Mark Feeney of The Boston Globe gave “Joe Bell” two-and-a-half stars, praising Wahlberg for showing more emotion in his performance than all of his previous movies combined, but panning the screenplay and the formulaic plot. 

“The movie’s heart is completely in the right place, which, frankly, can make it a bit of a chore to watch. Moral righteousness makes the world a better place, but filmic it’s not.
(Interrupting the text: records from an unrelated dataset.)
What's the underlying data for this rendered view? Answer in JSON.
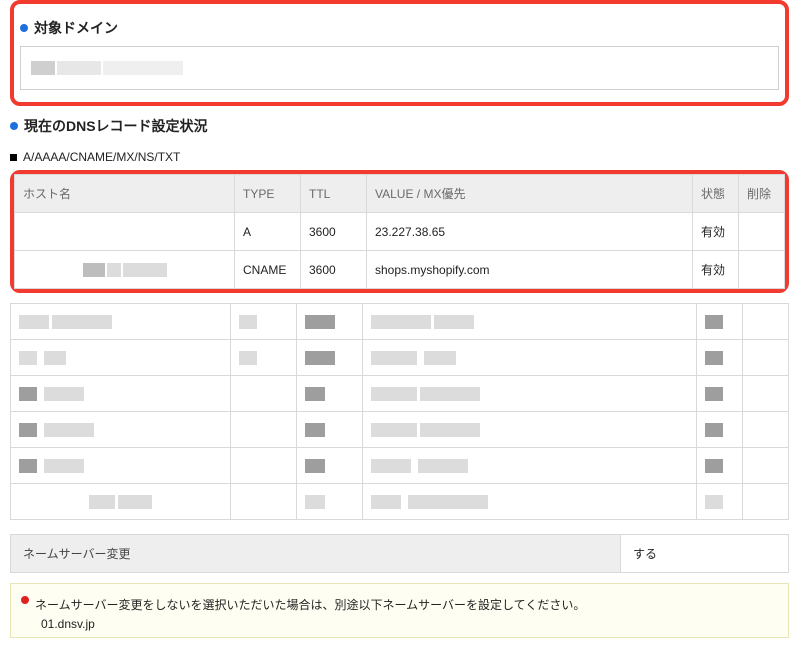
{
  "sections": {
    "target_domain": "対象ドメイン",
    "current_dns": "現在のDNSレコード設定状況",
    "records_subhead": "A/AAAA/CNAME/MX/NS/TXT"
  },
  "table": {
    "headers": {
      "host": "ホスト名",
      "type": "TYPE",
      "ttl": "TTL",
      "value": "VALUE / MX優先",
      "state": "状態",
      "delete": "削除"
    },
    "rows": [
      {
        "host": "",
        "type": "A",
        "ttl": "3600",
        "value": "23.227.38.65",
        "state": "有効"
      },
      {
        "host": "",
        "type": "CNAME",
        "ttl": "3600",
        "value": "shops.myshopify.com",
        "state": "有効"
      }
    ]
  },
  "nameserver": {
    "label": "ネームサーバー変更",
    "action": "する"
  },
  "notice": {
    "text": "ネームサーバー変更をしないを選択いただいた場合は、別途以下ネームサーバーを設定してください。",
    "ns1": "01.dnsv.jp"
  }
}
Beware of movie protagonists who say “The truth is all I have.” Also beware of screenwriters who give them such lines.”


The Ugly

Variety’s Peter Debruge called the film “uniquely terrible,” panning “Joe Bell” director Reinaldo Marcus Green for making a feature-length film on a topic that would have worked better “as a 90-second news brief.” 

“There are good movies, there are bad movies, and then there is “Joe Bell,” a uniquely terrible treatment of an important topic — broadly described as “inclusivity” and “tolerance” by the film’s wild-eyed protagonist (Mark Wahlberg) — whose hubristic title is the first clue that it’s not playing fair.”

Jeannette Catsoulis of the New York Times criticized the film for turning Jadin into a “sentimental contrivance” and for being “far less interested” in the suffering of the teenage character than his father. 

“By and large, audiences don’t go to the movies to watch unprepossessing people engage in tedious pursuits — however noble or well-intentioned. And I have seen few cinematic sights more tedious this year than Mark Wahlberg trudging across America as the title character of “Joe Bell,” a droopy drama with its feet on the blacktop and its heart set on redemption.”